Michael Mann makes a directorial breakthrough, moving away from his trademark realistic high-def crime dramas and turning his meticulous eye into recreating a tiny slice of Ferrari's life, transcending the typical Hollywood biopic reenactment.

The story covers Enzo Ferrari's life in the summer of 1957, dividing between his professional and private life.

At home, Enzo and his business partner and estranged wife Laura are grieving the loss of their son, Dino, who passed away a year ago. Meanwhile, Enzo's mistress Lina pressures Enzo to give their illegitimate son Piero the Ferrari name.

The Ferrari car manufacturing company is financially suffering as he's prepping his Formula 1 racing team for the Mille Miglia, an open road, endurance-based thousand-mile race. To keep his company running, Enzo is forced to merge with Fiat and must convince Laura to sign over her half of the company shares...

Admittedly, I walked into Ferrari with low expectations. Michael Mann previously went down a rabbit hole of making crime films with high-definition cameras, peaking at Collateral but lost his touch with Public Enemies and Blackhat. Now, I happily stand corrected.

Michael Mann's direction is in top form, masterfully walking the line between documentary realism and drama, allowing the audience to follow Ferrari through perceivably the most dramatic day of his life.

It's an immersive watch. The scenes are written with screenplay economy but are filmed with a realistic lingering time, following Adam Driver walking and driving through town, which gives everything a tangible weight.

Mann captures the essence of Enzo Ferrari, what the man was like, how he lived his life, and perhaps what it felt like to stand next to him.

Adam Driver inhabits the part with a real-life complexity and is convincingly Italian, showing the visionary engineer and entrepreneur, a husband locked between his wife and his mistress, and a father grieving the loss of his son.

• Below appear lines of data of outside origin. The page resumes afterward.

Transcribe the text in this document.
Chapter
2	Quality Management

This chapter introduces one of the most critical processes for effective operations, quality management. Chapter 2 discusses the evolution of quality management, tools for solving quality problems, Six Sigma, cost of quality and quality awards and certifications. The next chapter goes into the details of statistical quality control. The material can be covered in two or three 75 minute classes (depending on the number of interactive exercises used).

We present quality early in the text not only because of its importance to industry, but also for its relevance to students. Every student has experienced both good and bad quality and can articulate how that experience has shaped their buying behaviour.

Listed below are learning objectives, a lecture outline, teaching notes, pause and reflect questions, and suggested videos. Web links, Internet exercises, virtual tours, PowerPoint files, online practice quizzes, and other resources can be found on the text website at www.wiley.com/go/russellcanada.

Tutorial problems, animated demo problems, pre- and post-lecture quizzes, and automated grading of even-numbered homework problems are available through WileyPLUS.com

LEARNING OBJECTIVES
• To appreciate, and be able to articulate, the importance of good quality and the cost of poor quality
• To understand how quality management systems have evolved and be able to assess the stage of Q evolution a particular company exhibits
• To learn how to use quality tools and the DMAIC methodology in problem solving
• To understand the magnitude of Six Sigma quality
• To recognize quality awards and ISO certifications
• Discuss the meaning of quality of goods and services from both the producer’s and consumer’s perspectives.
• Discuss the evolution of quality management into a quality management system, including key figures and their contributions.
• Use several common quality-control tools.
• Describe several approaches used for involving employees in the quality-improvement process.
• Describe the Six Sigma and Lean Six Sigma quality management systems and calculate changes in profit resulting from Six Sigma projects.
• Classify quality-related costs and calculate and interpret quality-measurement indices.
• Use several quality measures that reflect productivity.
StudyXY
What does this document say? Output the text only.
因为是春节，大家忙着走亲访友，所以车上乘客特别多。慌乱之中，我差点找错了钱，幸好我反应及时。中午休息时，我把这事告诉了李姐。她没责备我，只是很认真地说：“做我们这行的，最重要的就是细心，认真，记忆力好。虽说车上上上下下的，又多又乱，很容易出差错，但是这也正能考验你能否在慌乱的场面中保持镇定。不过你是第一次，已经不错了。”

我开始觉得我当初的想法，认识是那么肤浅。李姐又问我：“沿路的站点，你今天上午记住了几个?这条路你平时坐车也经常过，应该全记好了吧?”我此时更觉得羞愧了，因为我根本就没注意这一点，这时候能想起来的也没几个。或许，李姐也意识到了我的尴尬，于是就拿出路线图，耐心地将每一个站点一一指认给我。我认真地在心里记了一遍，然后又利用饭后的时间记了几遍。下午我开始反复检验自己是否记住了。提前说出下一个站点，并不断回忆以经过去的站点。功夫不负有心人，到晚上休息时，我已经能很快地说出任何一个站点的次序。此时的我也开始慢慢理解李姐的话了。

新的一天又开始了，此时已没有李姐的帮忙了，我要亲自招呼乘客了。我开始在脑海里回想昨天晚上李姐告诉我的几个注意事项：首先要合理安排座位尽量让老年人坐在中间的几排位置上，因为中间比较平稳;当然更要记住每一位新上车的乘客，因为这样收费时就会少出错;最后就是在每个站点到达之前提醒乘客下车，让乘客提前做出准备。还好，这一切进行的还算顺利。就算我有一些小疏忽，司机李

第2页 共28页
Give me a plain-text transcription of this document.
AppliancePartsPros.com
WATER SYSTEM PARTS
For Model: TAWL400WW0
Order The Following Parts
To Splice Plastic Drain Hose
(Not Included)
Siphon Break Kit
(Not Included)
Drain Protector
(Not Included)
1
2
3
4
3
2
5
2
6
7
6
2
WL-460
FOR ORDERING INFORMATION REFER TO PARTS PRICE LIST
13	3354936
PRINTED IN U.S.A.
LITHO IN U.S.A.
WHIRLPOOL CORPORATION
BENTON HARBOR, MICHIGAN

The easy cliche approach would have been to play Enzo Ferrari as an autistic, as a shorthand to display his engineering mindset and lay out the highlights sequentially.

Penelope Cruz is electric as Laura, giving the film weight and stakes as the film's centerpiece. Cruz and Driver play a brilliant tennis match in their scenes, creating a strikingly raw dynamic that feels like they've been fighting for years.

The race sequences are nail-bitingly intense, viscerally showing the speed and danger of racing firsthand in the 1950's.

Ferrari is a great film, perhaps even amongst Michael Mann's best. It has the misfortune of being too niche and released in a year where its subject matter is not in the zeitgeist. In another time or place, the film could have been nominated for acting, writing, and directing in this year's awards season.